When he became the highest-paid shortstop in the world, the Mets’ star called his fiancée, then his sister, and then his dad according to the story told by’s Anthony DiComo. He told his father he wanted to scream, but Miguel Lindor told him not to. It was late on Wednesday.

“I’m like, ‘Pops, what are you talking about?’” Francisco Lindor said, laughing. “‘You know when you drive down the highway and you see the billboard for the Powerball that says $300 million? You’re going to tell me you’re not going to scream? I’m going to scream. I want to scream.’”

“Obviously, I’ve been working for this my whole entire life. It wasn’t like I picked out a number and I got it,” he said.

The Mets could get the deal done after days of negotiations

Now, after a few days of seemingly hard stances by both camps, the Mets and the player’s, he can say he got more money than Fernando Tatis, who recently signed a 14-year, $340 deal with the San Diego Padres, and surpassed Mookie Betts’ present-day value.
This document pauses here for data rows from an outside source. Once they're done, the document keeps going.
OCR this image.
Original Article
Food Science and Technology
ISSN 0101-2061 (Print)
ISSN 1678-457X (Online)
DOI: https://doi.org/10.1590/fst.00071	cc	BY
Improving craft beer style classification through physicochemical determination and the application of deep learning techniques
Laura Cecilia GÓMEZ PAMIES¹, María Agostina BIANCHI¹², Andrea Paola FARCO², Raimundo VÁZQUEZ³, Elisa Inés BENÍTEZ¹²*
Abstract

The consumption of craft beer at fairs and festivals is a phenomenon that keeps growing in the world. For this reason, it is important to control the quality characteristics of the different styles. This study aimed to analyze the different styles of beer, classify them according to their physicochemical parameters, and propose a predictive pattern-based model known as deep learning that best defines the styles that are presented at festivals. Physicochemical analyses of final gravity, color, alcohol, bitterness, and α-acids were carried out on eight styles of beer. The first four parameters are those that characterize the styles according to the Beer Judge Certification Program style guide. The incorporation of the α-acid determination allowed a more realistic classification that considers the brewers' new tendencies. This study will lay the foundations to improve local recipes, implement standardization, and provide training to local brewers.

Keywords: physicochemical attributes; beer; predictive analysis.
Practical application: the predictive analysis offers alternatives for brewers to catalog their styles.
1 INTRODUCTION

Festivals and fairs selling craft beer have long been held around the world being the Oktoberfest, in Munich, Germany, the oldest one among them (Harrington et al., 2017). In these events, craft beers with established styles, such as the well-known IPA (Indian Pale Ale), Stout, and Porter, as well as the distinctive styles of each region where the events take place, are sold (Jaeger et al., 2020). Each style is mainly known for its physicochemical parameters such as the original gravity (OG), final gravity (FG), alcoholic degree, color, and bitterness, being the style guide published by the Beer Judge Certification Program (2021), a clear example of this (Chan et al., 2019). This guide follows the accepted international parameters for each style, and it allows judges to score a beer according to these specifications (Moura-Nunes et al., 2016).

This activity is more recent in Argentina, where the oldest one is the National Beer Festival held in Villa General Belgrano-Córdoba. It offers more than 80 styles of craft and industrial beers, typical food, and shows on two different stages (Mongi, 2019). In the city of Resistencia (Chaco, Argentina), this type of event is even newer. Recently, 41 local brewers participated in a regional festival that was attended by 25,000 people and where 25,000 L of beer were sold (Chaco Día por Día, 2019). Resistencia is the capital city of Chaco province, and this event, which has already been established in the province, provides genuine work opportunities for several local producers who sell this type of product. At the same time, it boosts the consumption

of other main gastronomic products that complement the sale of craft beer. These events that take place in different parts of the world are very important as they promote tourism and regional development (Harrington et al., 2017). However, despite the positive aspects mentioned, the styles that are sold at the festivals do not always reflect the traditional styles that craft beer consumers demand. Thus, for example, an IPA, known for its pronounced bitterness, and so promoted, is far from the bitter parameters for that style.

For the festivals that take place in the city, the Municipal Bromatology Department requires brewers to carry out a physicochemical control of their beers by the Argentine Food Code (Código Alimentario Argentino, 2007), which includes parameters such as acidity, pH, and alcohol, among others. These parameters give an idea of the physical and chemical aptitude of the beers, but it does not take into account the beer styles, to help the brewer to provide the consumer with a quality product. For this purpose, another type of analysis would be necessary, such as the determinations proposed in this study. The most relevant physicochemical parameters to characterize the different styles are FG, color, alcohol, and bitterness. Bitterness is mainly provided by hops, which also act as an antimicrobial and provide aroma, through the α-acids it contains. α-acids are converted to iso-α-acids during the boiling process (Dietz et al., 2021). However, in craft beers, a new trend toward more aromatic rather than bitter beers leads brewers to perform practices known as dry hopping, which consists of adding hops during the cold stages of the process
His plan is to make New York his home.

“I know I haven’t been to New York, but the guys, the boys made me feel comfortable around them,” Lindor said. “They made me a part of what they have in the clubhouse, and I love that. I love the opportunity that I have to bring a championship to the city of Queens.”

He is prepared to be the Mets’ franchise player. “When you talk about being the face of an organization, the face of baseball, also a Latin player,” manager Luis Rojas said, “it’s because of his personality. That should be natural for him, just because of all the things he does with his demeanor. And it’s consistent every day.”

“This logo right here means a lot,” Lindor said, pointing to the N and Y in his clothes. “I’ve got to go out there every single day and defend it, and play as hard as I can for this, for what I have on my chest. That’s what it means. That number next to me? That’s what it means. Those are 341 million reasons for me to go out there and play the game the right way.”